Pollen-replacing feed halves winter losses – what the new long-term study shows

A new long-term study from the USA shows that a nutritionally complete pollen-replacing feed can nearly halve winter losses in bee colonies. We put the results into perspective for practice.

Pollen-Ersatzfutter senkt Winterverluste – Studien-Infografik

Pollen is the most important protein source for a bee colony – without it, the nurse bees lack the building material for healthy winter bees. Yet in many intensively farmed landscapes a good pollen supply is becoming scarce. A research team at Washington State University (WSU), together with the Belgian company APIX Biosciences, has now tested a nutritionally complete pollen-replacing feed in practice over two winters – with remarkable results.

Winter losses nearly halved

Five commercial beekeepers in California and Idaho fed their colonies the new feed from autumn 2022 to spring 2024. The key result: winter losses fell from 28.8 percent (with conventional commercial feeding) to 15 percent – almost a halving.

The condition of the surviving colonies was also considerably better. In January, the fed colonies had more adult bees and more brood. After the exhausting almond-pollination in March, they emerged from the deployment with around 36 percent more bees and 40 percent more brood than the comparison colonies.

The secret: the right sterols

The feed resembles an oversized, very thin granola bar and was developed over around ten years. The decisive breakthrough lay in the sterols – fat-like building blocks that bees normally obtain solely from pollen. In accompanying research, the sterol isofucosterol in particular proved critical: without it, the bees' brood development and nervous system suffered. The replacement feed supplies these substances specifically, making the colony less dependent on the natural pollen flow.

Putting it in context for beekeeping in Germany

The right context matters: the study comes from US commercial beekeeping, where tens of thousands of colonies are transported over long distances for almond pollination and often have to get by for weeks without natural pollen sources. In this extreme situation the feed shows its greatest benefit.

For most beekeeping operations in Germany the rule is: where sufficient natural pollen flow is available, real pollen remains the best nutrition – a replacement feed is no substitute for good forage conditions and a bee-friendly environment.
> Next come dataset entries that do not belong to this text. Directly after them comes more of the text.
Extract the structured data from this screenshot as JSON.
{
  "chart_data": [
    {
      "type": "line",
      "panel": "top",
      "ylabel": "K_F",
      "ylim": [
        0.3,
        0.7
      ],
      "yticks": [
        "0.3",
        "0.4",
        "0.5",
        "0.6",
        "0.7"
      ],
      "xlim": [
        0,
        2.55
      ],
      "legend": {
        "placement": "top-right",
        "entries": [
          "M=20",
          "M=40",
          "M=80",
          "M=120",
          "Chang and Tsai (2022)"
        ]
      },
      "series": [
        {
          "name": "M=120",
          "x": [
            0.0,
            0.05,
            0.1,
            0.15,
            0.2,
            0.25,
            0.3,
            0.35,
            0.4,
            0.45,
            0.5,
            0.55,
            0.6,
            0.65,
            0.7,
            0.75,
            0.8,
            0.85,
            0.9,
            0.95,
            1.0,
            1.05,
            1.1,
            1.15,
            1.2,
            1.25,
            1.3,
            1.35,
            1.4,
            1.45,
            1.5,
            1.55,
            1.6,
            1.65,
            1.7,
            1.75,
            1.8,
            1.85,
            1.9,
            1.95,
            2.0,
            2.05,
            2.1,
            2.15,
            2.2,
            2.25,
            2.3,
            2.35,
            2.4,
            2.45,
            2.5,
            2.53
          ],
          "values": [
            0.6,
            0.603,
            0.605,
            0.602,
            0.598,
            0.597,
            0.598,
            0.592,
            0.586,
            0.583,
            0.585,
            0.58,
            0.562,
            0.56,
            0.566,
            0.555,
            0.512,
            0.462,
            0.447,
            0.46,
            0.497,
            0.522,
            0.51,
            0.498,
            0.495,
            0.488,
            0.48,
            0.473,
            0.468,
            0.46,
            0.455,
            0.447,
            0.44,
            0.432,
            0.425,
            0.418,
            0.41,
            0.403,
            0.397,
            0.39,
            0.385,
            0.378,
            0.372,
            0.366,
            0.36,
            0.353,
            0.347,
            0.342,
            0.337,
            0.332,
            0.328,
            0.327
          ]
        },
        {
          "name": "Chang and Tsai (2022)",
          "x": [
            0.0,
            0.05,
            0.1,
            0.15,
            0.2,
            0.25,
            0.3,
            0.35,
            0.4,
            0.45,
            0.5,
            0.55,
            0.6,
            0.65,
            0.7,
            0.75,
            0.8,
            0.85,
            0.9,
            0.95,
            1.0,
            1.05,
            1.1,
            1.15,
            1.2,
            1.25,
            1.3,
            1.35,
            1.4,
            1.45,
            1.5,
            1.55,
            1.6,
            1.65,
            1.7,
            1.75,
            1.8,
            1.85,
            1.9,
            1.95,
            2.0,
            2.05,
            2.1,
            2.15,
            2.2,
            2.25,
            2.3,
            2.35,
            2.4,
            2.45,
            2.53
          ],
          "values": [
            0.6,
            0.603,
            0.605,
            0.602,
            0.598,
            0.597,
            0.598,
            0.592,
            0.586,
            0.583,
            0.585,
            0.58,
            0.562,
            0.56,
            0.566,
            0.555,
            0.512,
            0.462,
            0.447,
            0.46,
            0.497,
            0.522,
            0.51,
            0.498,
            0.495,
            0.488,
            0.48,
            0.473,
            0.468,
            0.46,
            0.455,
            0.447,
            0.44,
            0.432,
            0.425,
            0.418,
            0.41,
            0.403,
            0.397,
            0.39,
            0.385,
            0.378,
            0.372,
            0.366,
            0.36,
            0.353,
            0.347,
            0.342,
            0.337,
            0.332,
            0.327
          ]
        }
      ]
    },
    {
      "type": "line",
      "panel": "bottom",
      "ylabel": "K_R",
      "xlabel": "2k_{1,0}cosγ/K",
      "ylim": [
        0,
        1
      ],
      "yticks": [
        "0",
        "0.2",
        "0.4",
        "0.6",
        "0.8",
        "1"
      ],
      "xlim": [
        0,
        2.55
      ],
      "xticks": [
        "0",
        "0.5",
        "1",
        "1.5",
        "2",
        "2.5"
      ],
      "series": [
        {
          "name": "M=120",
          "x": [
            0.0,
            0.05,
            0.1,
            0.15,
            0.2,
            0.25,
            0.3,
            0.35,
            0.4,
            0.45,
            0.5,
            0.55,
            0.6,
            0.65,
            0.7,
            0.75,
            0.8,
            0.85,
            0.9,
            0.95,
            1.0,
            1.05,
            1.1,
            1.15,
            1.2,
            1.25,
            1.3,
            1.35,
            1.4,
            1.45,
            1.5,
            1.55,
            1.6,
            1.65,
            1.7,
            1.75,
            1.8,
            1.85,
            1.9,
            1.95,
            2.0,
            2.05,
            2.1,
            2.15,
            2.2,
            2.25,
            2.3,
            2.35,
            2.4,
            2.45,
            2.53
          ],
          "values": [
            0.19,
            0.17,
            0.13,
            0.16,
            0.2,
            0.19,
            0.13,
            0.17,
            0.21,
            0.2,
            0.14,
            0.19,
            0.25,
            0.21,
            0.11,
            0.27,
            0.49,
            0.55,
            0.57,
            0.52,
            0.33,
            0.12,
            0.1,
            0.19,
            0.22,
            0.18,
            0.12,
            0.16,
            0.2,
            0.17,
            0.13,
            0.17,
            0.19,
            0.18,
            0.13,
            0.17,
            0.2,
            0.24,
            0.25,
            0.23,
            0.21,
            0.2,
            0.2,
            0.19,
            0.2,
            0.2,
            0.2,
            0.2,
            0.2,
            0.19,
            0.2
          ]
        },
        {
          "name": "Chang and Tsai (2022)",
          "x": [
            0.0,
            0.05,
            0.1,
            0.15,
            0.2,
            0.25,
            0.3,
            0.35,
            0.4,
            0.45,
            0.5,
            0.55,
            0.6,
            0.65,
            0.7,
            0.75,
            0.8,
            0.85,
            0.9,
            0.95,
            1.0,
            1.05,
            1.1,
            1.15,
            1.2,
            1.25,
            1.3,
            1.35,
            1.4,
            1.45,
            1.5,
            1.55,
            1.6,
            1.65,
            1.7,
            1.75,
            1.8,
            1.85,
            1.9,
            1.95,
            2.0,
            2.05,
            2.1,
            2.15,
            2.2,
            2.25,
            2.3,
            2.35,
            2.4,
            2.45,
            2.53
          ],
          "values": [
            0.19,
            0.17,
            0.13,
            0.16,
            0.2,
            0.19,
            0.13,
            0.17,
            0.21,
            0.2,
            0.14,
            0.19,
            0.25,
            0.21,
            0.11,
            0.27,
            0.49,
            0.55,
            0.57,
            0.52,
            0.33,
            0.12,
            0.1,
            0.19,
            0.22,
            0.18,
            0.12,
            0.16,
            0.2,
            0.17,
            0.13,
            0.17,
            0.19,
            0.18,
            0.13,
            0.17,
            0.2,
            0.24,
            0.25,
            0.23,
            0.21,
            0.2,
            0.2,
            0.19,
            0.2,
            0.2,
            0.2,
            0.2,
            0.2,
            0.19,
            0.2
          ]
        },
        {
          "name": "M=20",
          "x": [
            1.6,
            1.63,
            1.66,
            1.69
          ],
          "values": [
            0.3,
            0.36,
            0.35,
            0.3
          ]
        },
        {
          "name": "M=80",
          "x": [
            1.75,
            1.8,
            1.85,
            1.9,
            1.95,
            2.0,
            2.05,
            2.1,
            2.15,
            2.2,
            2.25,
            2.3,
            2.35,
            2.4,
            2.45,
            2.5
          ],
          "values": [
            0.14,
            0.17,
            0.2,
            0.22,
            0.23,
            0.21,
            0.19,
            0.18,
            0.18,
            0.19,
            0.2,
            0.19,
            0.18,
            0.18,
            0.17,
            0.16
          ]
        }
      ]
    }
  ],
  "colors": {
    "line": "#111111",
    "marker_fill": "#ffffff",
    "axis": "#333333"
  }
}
The research is nonetheless interesting because it demonstrates a genuinely complete replacement feed for the first time and sharpens our understanding of bee nutrition considerably. When and whether the product will be widely available in Europe remains to be seen.

Source

Washington State University Honey Bee Program & APIX Biosciences (2026): long-term study on the effect of a pollen-replacing feed on colony strength over two winters, published in the journal Insects. On the significance of the sterol isofucosterol: Proceedings of the Royal Society B (2025).

Häufige Fragen

How much does the pollen-replacing feed reduce winter losses?
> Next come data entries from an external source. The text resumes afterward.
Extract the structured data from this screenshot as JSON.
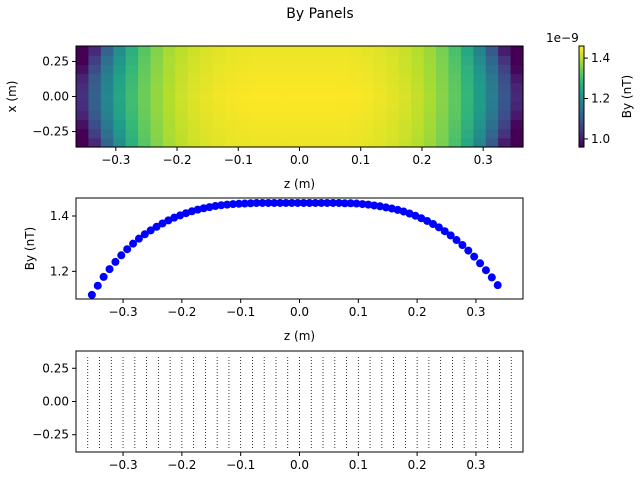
{
  "colors": {
    "marker": "#0000ff",
    "axis": "#000000",
    "colormap": "viridis"
  },
  "chart_data": [
    {
      "type": "heatmap",
      "title": "By Panels",
      "xlabel": "z (m)",
      "ylabel": "x (m)",
      "xlim": [
        -0.365,
        0.365
      ],
      "ylim": [
        -0.36,
        0.36
      ],
      "xticks": [
        "−0.3",
        "−0.2",
        "−0.1",
        "0.0",
        "0.1",
        "0.2",
        "0.3"
      ],
      "yticks": [
        "0.25",
        "0.00",
        "−0.25"
      ],
      "z_profile_center": [
        [
          -0.353,
          1.115
        ],
        [
          -0.343,
          1.148
        ],
        [
          -0.333,
          1.18
        ],
        [
          -0.323,
          1.208
        ],
        [
          -0.313,
          1.234
        ],
        [
          -0.303,
          1.258
        ],
        [
          -0.293,
          1.28
        ],
        [
          -0.283,
          1.3
        ],
        [
          -0.273,
          1.318
        ],
        [
          -0.263,
          1.334
        ],
        [
          -0.253,
          1.348
        ],
        [
          -0.243,
          1.361
        ],
        [
          -0.233,
          1.373
        ],
        [
          -0.223,
          1.384
        ],
        [
          -0.213,
          1.394
        ],
        [
          -0.203,
          1.402
        ],
        [
          -0.193,
          1.41
        ],
        [
          -0.183,
          1.417
        ],
        [
          -0.173,
          1.423
        ],
        [
          -0.163,
          1.428
        ],
        [
          -0.153,
          1.432
        ],
        [
          -0.143,
          1.436
        ],
        [
          -0.133,
          1.439
        ],
        [
          -0.123,
          1.441
        ],
        [
          -0.113,
          1.443
        ],
        [
          -0.103,
          1.444
        ],
        [
          -0.093,
          1.445
        ],
        [
          -0.083,
          1.446
        ],
        [
          -0.073,
          1.447
        ],
        [
          -0.063,
          1.447
        ],
        [
          -0.053,
          1.447
        ],
        [
          -0.043,
          1.447
        ],
        [
          -0.033,
          1.447
        ],
        [
          -0.023,
          1.447
        ],
        [
          -0.013,
          1.447
        ],
        [
          -0.003,
          1.447
        ],
        [
          0.007,
          1.447
        ],
        [
          0.017,
          1.447
        ],
        [
          0.027,
          1.447
        ],
        [
          0.037,
          1.447
        ],
        [
          0.047,
          1.447
        ],
        [
          0.057,
          1.447
        ],
        [
          0.067,
          1.447
        ],
        [
          0.077,
          1.446
        ],
        [
          0.087,
          1.446
        ],
        [
          0.097,
          1.445
        ],
        [
          0.107,
          1.443
        ],
        [
          0.117,
          1.441
        ],
        [
          0.127,
          1.438
        ],
        [
          0.137,
          1.435
        ],
        [
          0.147,
          1.431
        ],
        [
          0.157,
          1.427
        ],
        [
          0.167,
          1.422
        ],
        [
          0.177,
          1.416
        ],
        [
          0.187,
          1.409
        ],
        [
          0.197,
          1.401
        ],
        [
          0.207,
          1.392
        ],
        [
          0.217,
          1.382
        ],
        [
          0.227,
          1.371
        ],
        [
          0.237,
          1.359
        ],
        [
          0.247,
          1.345
        ],
        [
          0.257,
          1.33
        ],
        [
          0.267,
          1.313
        ],
        [
          0.277,
          1.295
        ],
        [
          0.287,
          1.275
        ],
        [
          0.297,
          1.253
        ],
        [
          0.307,
          1.229
        ],
        [
          0.317,
          1.204
        ],
        [
          0.327,
          1.178
        ],
        [
          0.337,
          1.15
        ]
      ],
      "edge_dip": 0.28,
      "x_rows": 11,
      "colorbar": {
        "label": "By (nT)",
        "offset_text": "1e−9",
        "range": [
          0.96,
          1.46
        ],
        "ticks": [
          "1.4",
          "1.2",
          "1.0"
        ],
        "tick_values": [
          1.4,
          1.2,
          1.0
        ]
      }
    },
    {
      "type": "scatter",
      "xlabel": "z (m)",
      "ylabel": "By (nT)",
      "xlim": [
        -0.38,
        0.38
      ],
      "ylim": [
        1.1,
        1.465
      ],
      "xticks": [
        "−0.3",
        "−0.2",
        "−0.1",
        "0.0",
        "0.1",
        "0.2",
        "0.3"
      ],
      "yticks": [
        "1.4",
        "1.2"
      ],
      "ytick_values": [
        1.4,
        1.2
      ],
      "series": [
        {
          "points": [
            [
              -0.353,
              1.115
            ],
            [
              -0.343,
              1.148
            ],
            [
              -0.333,
              1.18
            ],
            [
              -0.323,
              1.208
            ],
            [
              -0.313,
              1.234
            ],
            [
              -0.303,
              1.258
            ],
            [
              -0.293,
              1.28
            ],
            [
              -0.283,
              1.3
            ],
            [
              -0.273,
              1.318
            ],
            [
              -0.263,
              1.334
            ],
            [
              -0.253,
              1.348
            ],
            [
              -0.243,
              1.361
            ],
            [
              -0.233,
              1.373
            ],
            [
              -0.223,
              1.384
            ],
            [
              -0.213,
              1.394
            ],
            [
              -0.203,
              1.402
            ],
            [
              -0.193,
              1.41
            ],
            [
              -0.183,
              1.417
            ],
            [
              -0.173,
              1.423
            ],
            [
              -0.163,
              1.428
            ],
            [
              -0.153,
              1.432
            ],
            [
              -0.143,
              1.436
            ],
            [
              -0.133,
              1.439
            ],
            [
              -0.123,
              1.441
            ],
            [
              -0.113,
              1.443
            ],
            [
              -0.103,
              1.444
            ],
            [
              -0.093,
              1.445
            ],
            [
              -0.083,
              1.446
            ],
            [
              -0.073,
              1.447
            ],
            [
              -0.063,
              1.447
            ],
            [
              -0.053,
              1.447
            ],
            [
              -0.043,
              1.447
            ],
            [
              -0.033,
              1.447
            ],
            [
              -0.023,
              1.447
            ],
            [
              -0.013,
              1.447
            ],
            [
              -0.003,
              1.447
            ],
            [
              0.007,
              1.447
            ],
            [
              0.017,
              1.447
            ],
            [
              0.027,
              1.447
            ],
            [
              0.037,
              1.447
            ],
            [
              0.047,
              1.447
            ],
            [
              0.057,
              1.447
            ],
            [
              0.067,
              1.447
            ],
            [
              0.077,
              1.446
            ],
            [
              0.087,
              1.446
            ],
            [
              0.097,
              1.445
            ],
            [
              0.107,
              1.443
            ],
            [
              0.117,
              1.441
            ],
            [
              0.127,
              1.438
            ],
            [
              0.137,
              1.435
            ],
            [
              0.147,
              1.431
            ],
            [
              0.157,
              1.427
            ],
            [
              0.167,
              1.422
            ],
            [
              0.177,
              1.416
            ],
            [
              0.187,
              1.409
            ],
            [
              0.197,
              1.401
            ],
            [
              0.207,
              1.392
            ],
            [
              0.217,
              1.382
            ],
            [
              0.227,
              1.371
            ],
            [
              0.237,
              1.359
            ],
            [
              0.247,
              1.345
            ],
            [
              0.257,
              1.33
            ],
            [
              0.267,
              1.313
            ],
            [
              0.277,
              1.295
            ],
            [
              0.287,
              1.275
            ],
            [
              0.297,
              1.253
            ],
            [
              0.307,
              1.229
            ],
            [
              0.317,
              1.204
            ],
            [
              0.327,
              1.178
            ],
            [
              0.337,
              1.15
            ]
          ]
        }
      ]
    },
    {
      "type": "scatter",
      "xlim": [
        -0.38,
        0.38
      ],
      "ylim": [
        -0.38,
        0.38
      ],
      "xticks": [
        "−0.3",
        "−0.2",
        "−0.1",
        "0.0",
        "0.1",
        "0.2",
        "0.3"
      ],
      "yticks": [
        "0.25",
        "0.00",
        "−0.25"
      ],
      "ytick_values": [
        0.25,
        0.0,
        -0.25
      ],
      "line_z": [
        -0.36,
        -0.34,
        -0.32,
        -0.3,
        -0.28,
        -0.26,
        -0.24,
        -0.22,
        -0.2,
        -0.18,
        -0.16,
        -0.14,
        -0.12,
        -0.1,
        -0.08,
        -0.06,
        -0.04,
        -0.02,
        0.0,
        0.02,
        0.04,
        0.06,
        0.08,
        0.1,
        0.12,
        0.14,
        0.16,
        0.18,
        0.2,
        0.22,
        0.24,
        0.26,
        0.28,
        0.3,
        0.32,
        0.34,
        0.36
      ],
      "line_x_range": [
        -0.35,
        0.35
      ],
      "line_style": "dotted"
    }
  ]
}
In the study, winter losses fell from 28.8 percent with conventional feeding to 15 percent with the new feed – almost a halving.

What makes the new bee feed special?

It is a nutritionally complete pollen-replacing feed that specifically contains the sterols bees otherwise only get from pollen. The sterol isofucosterol in particular proved crucial for brood and health.

Should I now feed my bees a replacement feed?

Where there is enough natural pollen flow, real pollen remains the best food. The replacement feed shows its benefit mainly in US commercial beekeeping under pollen shortage and is not yet widely available in Europe.